Mon impression, en tout cas, est que le peuple algérien, comme tous les autres peuples, plus peut-être et bien qu'il s'en défende, se sent orphelin. Consciemment ou inconsciemment, il aspire à un père, à un homme qui l'incarne et le représente. Les militants du Front de libération nationale (FLN) et de l'ALN ne manquent pas une occasion d'affirmer, avec force, que Messali a guéri l'Algérie du culte de la personnalité et que le peuple algérien balayera toute personne qui voudra prendre le pouvoir. Qu'ils prennent garde : ce qui est vrai pour quelques centaines de militants d'avant-garde ne l'est pas ipso facto pour le peuple.
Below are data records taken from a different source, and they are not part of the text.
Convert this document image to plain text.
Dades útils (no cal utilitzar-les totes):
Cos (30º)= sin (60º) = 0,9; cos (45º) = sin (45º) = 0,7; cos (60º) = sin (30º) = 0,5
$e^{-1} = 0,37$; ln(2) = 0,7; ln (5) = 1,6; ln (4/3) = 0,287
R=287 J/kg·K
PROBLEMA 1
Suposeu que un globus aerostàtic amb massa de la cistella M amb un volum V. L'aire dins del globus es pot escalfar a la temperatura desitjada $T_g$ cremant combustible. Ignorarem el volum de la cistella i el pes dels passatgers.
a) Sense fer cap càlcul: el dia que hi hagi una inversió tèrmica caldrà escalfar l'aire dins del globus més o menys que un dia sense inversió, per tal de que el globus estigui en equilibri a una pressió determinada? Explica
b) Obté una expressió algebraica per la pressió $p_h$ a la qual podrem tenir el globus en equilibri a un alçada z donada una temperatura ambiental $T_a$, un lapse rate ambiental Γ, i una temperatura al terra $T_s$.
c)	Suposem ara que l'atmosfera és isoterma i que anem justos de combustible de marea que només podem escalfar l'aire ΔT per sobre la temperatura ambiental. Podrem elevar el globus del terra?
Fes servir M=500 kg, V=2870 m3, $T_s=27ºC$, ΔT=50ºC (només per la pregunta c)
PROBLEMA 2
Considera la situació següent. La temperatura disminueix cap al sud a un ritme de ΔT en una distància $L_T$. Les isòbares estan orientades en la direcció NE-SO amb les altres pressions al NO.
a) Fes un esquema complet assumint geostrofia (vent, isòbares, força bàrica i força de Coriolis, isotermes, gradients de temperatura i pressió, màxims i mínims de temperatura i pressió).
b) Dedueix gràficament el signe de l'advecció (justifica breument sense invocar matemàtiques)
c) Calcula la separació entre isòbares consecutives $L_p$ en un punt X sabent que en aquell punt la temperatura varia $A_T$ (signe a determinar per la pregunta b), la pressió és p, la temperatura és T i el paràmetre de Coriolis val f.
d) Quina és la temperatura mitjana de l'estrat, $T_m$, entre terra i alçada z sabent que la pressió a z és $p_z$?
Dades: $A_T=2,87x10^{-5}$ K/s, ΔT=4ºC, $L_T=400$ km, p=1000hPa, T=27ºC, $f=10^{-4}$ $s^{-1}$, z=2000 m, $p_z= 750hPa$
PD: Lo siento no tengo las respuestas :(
   Les Européens ne se sont pas intégrés, ne s'intégreront pas et ne peuvent pas s'intégrer aux Algériens musulmans. Ils sont enracinés, aiment le pays et la joie d'y vivre. À force de côtoyer les musulmans, ils ont pris certaines de leurs habitudes, de leurs façons de penser et d'agir. Les musulmans, de leur côté, ont subi l'influence européenne. Cela ne fait pas un amalgame, encore moins une intégration.

Consciemment ou non, le peuple algérien se sent orphelin. Il aspire à un père.

Partout, j'ai vu des Européens inquiets, mornes, affaissés ; nulle part, je n'en ai rencontré un qui soit fier de « son » pays indépendant. Bref, à quelques exceptions près, ils ne sont rien de plus que les Français de Tunisie ou du Maroc, se comporteront de la même manière et quitteront l'Algérie dans la même proportion : 50 %.

   En revanche, parce que le général de Gaulle est au pouvoir, pour la première fois de son histoire coloniale, la France "décroche" vraiment d'un pays le jour de l'indépendance. [...] On est stupéfait en voyant le génie militaire français démanteler toutes les statues - Lamoricière, Bugeaud, etc. - qui personnifiaient la présence française. Aucune campagne de presse, en France, contre cette défrancisation brutale. Le colonialisme français est bien mort ! Les préfets, les commissaires de police ont remis leurs pouvoirs au jour J, sans mauvaise grâce, à des institutions provisoires. Cela impressionne les Algériens, comme les visiteurs. De Gaulle est, certainement, l'homme d'État étranger qui suscite, en Algérie, le plus grand respect.

   L'Algérie, celle du Nord tout au moins, est un pays développé. Des villes comme Alger et Oran n'ont pas d'équivalent en Afrique. Nul autre pays non européen ou américain - le Japon et l'Afrique du Sud exceptés - ne dispose d'une infrastructure aussi développée. Nulle part, même en Europe, je n'ai vu de terres aussi riches et aussi intensément exploitées que dans l'Oranais. Si les Algériens pouvaient disposer de cadres suffisants en nombre et en qualité pour assurer la relève des Européens qui partent, s'ils pouvaient, d'emblée, se doter d'institutions politiques stables et d'une administration efficace, ils seraient une Italie de 10 millions d'habitants (qui seront d'ailleurs 35 millions vers la fin du siècle).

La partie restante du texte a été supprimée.